Nella regione amazzonica del Venezuela vivono circa 54mila indigeni appartenenti a nove tribù diverse, molte vivono isolate e non hanno difese immunitarie. Eppure questo non sembra un problema per Maduro che, con una decisione criticata dall’Assemblea nazionale (controllata dall’opposizione), ha autorizzato l’estrazione di oro in sei fiumi dell’Amazzonia. I fiumi in questione, che sono soprattutto fonte di sostentamento per le tribù, sono Cuchivero, Caura, Aro, Croni, Yuruari e Cuyunu che si trovano nell’Orinoco Mining Arc, un’area che copre oltre 100mila km2.

Non è la prima volta che parliamo di estrazione dell’oro. Una pratica che viene svolta illegalmente, ma che adesso potrebbe incentivarsi, secondo gli attivisti, grazie alla rimozione del divieto. Così, i bacini idrografici vitali per l’Amazzonia continuano ad essere spremuti. A rischio ci sono le popolazioni indigene, ma anche la biodiversità. Il governo Chavista ha dichiarato i fiumi adatti sia allo sfruttamento di oro che diamanti nell’ambito del progetto Arco Minero, che dal 2016 con la società mineraria Miraflores dà luogo ad estrazioni selvagge, nonostante la denuncia di residenti, organizzazioni ambientaliste e la contraria dell’Assemblea nazionale dal presidente ad interim Juan Guaidó.

L’anno scorso, Maduro aveva annunciato il piano minerario 2019-2025 considerandolo come ‘la forza trainante’ del paese e dichiarandolo addirittura come ‘ecologico’. Il piano mira a generare un indotto di milioni di euro, grazie all’esplorazione e allo sfruttamento di 13 minerali, tra cui oro, diamanti, bauxite, ferro, nichel, feldspato e fosfato, stringendo alleanze con società nazionali e internazionali. Secondo il regime venezuelano, solo di oro si possono estrarre 2.236 tonnellate, che rappresentano circa 94 miliardi di euro. Il paese è la quinta riserva d’oro al mondo e Maduro aspira a raggiungere il primo posto.
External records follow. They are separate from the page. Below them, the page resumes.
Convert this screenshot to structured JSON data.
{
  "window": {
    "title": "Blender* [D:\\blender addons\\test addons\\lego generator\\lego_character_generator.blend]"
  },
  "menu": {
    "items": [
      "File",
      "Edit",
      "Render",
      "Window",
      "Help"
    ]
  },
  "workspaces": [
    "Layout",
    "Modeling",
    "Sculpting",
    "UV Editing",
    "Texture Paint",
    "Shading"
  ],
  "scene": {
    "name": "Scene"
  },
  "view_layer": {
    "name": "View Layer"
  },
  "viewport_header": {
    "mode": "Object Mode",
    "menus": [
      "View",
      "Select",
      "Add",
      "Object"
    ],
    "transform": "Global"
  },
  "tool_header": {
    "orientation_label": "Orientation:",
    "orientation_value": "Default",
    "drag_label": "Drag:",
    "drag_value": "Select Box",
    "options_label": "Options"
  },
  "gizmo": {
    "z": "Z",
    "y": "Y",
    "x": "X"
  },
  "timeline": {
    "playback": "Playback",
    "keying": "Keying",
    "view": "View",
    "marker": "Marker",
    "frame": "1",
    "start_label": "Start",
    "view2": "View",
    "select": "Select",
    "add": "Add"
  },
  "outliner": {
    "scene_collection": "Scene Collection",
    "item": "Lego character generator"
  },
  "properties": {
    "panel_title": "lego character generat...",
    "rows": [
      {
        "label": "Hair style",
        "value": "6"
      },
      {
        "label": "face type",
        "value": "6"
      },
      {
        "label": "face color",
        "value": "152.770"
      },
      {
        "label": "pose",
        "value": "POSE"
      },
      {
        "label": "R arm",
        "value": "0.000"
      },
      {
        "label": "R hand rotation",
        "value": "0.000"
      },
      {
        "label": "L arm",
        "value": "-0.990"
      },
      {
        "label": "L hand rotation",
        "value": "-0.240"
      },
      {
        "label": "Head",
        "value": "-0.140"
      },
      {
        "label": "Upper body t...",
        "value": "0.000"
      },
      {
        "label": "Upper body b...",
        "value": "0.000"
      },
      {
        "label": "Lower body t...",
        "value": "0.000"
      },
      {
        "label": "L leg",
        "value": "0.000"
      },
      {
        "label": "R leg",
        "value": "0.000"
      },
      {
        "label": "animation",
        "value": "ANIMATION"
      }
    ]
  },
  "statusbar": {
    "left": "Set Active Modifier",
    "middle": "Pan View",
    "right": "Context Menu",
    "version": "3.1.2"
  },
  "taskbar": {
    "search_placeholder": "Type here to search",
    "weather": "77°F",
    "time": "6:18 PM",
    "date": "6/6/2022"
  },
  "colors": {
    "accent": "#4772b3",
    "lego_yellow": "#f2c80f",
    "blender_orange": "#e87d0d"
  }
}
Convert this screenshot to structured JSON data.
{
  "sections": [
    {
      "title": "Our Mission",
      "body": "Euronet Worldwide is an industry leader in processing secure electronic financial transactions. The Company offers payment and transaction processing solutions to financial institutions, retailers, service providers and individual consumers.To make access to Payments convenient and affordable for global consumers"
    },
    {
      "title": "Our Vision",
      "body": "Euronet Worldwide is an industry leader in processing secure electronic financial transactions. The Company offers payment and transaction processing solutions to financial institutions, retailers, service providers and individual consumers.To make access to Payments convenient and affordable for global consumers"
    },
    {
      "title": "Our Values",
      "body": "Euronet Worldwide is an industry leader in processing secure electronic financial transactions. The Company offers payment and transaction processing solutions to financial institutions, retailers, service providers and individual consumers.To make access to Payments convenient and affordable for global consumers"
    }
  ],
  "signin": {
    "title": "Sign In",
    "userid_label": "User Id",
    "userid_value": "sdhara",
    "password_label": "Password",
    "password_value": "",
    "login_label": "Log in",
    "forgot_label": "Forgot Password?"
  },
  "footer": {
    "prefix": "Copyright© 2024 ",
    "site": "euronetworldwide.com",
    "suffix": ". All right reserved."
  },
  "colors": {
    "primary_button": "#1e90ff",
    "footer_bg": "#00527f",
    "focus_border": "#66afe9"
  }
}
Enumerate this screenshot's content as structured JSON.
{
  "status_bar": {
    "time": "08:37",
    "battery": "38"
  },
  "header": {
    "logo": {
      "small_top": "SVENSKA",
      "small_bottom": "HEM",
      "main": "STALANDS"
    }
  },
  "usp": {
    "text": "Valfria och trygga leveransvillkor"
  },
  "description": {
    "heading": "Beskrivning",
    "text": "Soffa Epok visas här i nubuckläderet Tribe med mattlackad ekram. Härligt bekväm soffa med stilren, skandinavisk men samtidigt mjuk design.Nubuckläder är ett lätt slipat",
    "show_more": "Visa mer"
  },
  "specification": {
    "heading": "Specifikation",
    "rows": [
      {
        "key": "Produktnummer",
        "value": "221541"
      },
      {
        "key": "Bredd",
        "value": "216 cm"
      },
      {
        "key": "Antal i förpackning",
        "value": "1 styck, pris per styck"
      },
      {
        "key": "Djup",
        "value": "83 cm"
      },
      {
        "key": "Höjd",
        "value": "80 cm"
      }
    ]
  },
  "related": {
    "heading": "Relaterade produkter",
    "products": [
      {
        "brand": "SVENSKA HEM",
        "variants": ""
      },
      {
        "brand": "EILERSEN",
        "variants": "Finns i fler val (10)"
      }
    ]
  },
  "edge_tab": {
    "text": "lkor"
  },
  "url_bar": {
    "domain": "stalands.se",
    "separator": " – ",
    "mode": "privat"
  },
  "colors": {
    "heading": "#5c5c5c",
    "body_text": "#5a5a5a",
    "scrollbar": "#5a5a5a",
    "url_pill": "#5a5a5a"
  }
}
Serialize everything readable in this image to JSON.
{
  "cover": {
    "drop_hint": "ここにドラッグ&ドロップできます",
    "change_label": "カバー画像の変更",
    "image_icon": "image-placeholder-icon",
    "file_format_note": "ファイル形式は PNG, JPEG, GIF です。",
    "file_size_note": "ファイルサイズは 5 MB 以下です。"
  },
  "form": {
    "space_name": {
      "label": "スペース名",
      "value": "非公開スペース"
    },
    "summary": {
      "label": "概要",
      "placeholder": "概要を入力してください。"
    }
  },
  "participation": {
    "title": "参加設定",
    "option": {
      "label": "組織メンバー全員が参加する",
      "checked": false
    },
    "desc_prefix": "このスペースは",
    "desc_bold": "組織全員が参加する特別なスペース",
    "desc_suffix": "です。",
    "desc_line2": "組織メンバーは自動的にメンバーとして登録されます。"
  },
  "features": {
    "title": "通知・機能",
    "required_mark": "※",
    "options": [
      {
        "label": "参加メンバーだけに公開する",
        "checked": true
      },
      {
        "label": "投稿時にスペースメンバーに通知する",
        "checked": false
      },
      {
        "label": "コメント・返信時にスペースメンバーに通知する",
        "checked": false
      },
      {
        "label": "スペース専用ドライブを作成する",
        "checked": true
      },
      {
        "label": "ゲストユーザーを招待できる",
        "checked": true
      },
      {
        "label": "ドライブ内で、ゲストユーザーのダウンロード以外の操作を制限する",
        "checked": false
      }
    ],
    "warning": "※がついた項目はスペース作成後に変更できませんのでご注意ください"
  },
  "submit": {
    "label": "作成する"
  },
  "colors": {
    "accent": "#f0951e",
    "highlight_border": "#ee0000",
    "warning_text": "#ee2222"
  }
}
Maduro si giustifica dicendo che il denaro sarà investito in istruzione, sanità, cibo, costruzione di case e servizi per le persone, ma Ma Guaidó denuncia che il governo utilizza l’estrazione illegale per finanziare il regime e una rete di traffico di droga gestita da Caracas.I danni che il progetto minerario ha causato alla regione sono stati denunciati e fotografati anche dalla giornalista Arianna Arteaga.

“La cosa più dolorosa è aver conosciuto tutti questi luoghi quando erano incontaminati, magnifici, quando erano adatti a un turismo rispettoso della natura e ora sono morti nelle fauci delle miniere”, dice all’ABC e continua “Questo non è solo un ecocidio, è un crimine sociale, culturale e un duro colpo per i diritti umani non solo per gli indigeni della zona, ma anche per tutti i venezuelani e per l’umanità nel suo insieme. Se l’acqua è vita, la miniera è morte”.

Questo ecocidio provoca, oltre all’avvelenamento idrico, la deforestazione e la trasformazione dei fiumi in deserti. I fiumi poi potrebbero essere contaminati dal mercurio.

“Di tutte le attività predatorie autorizzate dal governo nei parchi nazionali, questa è la più dannosa perché colpisce direttamente i canali di sei grandi fiumi della regione”, dice María Gabriela Hernández del Castillo, presidente della Commissione Ambiente, risorse naturali e cambiamenti climatici dell’Assemblea nazionale.

Ciò provoca anche la diversione dei canali che possono causare alluvioni e persino l’inutilità della diga Guri (la più grande centrale idroelettrica del paese) che fornisce il 70% dell’energia al Venezuela.“L’attività mineraria ha interessato anche le comunità indigene Pemón, Yekuana, Sanema, Yanomami e Jivi che popolano le sue sponde, consumano i suoi pesci e bevono le sue acque”, chiosa il presidente.